De acordo com a pesquisa, entre os usuários dos serviços de correspondentes bancários 68% apenas pagam suas contas; 12% sacam; 9% depositam; 4% abriram contas e 6% têm crédito via os correspondentes. Entre os principais usuários estão pessoas com menor poder aquisitivo, trabalhadores informais e clientes da Caixa. As mulheres são as principais usuárias. Uma das perguntas de Caitlin, que também ficou sem resposta, foi: Por que os bancos não aproveitam essa oportunidade para inclusão de 79% de pessoas não bancarizadas, que, regularmente, usam os serviços de correspondentes bancários para pagarem todos os meses suas contas?
“Com certeza, nossa resposta a esse questionamento é porque simplesmente os bancos não querem tê-los como clientes. Os correspondentes servem apenas os bancos reduzirem seus custos com mão de obra, terceirizando o atendimento dos mais pobres”, afirma Miguel Pereira. O levantamento mostrou ainda que os usuários prefeririam ser clientes dos bancos e atendidos em agências bancárias, apontando que se sentem mais seguros e com os dados pessoais mais protegidos.
Envolver outros atores na discussão
Para Miguel, a participação durante os três dias de fórum foi muito importante para ter acesso a um grande volume de informações desse novo processo que se inicia e que irá em breve impactar o trabalho e o nível de empregos da categoria, bem como estabelecer contatos com atores sociais que comungam das mesmas preocupações.

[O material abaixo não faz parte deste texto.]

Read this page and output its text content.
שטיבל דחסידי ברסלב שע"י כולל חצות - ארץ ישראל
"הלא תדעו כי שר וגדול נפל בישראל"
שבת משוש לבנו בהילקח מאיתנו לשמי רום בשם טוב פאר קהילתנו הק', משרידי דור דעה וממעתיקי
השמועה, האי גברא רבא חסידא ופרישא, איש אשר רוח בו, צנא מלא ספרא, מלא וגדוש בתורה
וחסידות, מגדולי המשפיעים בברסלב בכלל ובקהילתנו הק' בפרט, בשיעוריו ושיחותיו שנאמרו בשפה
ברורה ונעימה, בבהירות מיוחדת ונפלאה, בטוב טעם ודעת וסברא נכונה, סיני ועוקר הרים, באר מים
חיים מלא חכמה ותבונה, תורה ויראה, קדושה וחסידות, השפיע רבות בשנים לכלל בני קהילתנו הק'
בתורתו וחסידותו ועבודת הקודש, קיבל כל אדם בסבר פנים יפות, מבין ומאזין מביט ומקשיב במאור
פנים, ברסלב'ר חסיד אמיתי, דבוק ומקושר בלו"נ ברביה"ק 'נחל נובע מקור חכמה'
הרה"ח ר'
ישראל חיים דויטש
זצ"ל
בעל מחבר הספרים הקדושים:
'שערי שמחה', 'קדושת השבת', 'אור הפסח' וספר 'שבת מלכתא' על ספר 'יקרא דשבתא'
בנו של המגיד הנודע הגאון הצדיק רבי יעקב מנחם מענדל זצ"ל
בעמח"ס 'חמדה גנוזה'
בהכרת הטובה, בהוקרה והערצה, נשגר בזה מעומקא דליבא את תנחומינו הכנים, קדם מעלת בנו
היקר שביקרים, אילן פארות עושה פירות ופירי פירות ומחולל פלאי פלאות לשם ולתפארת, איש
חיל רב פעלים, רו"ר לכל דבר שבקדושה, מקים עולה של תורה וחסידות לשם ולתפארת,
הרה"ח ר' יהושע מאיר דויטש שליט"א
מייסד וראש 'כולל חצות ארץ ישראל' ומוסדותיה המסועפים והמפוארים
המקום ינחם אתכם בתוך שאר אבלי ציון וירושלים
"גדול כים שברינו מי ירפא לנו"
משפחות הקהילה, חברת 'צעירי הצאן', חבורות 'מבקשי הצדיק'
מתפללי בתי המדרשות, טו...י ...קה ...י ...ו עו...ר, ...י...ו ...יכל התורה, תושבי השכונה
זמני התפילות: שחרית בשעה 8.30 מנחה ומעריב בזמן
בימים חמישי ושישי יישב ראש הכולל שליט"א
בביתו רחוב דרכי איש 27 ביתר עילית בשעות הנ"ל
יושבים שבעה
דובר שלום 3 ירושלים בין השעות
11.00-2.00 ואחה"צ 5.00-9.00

“Muitos setores da sociedade, assim como nós, também estão expressando preocupações muito parecidas como as que formulamos ao BC em ofício e que até o momento não obtivemos as respostas. Vamos continuar insistindo, até porque o BC afirmou que essas normas são prudenciais e que a regulação virá gradativamente”, acrescenta Miguel.
A diretoria da Contraf-CUT aprovou convocar o Macrossetor de Serviços, convidando a CUT a participar, para aprofundar o debate dos impactos das novas tecnologias na organização, divisão e nível de emprego das categorias envolvidas: bancários, comerciários, telecomunicações, TI, Vigilância em Segurança Bancária e Processamento de dados.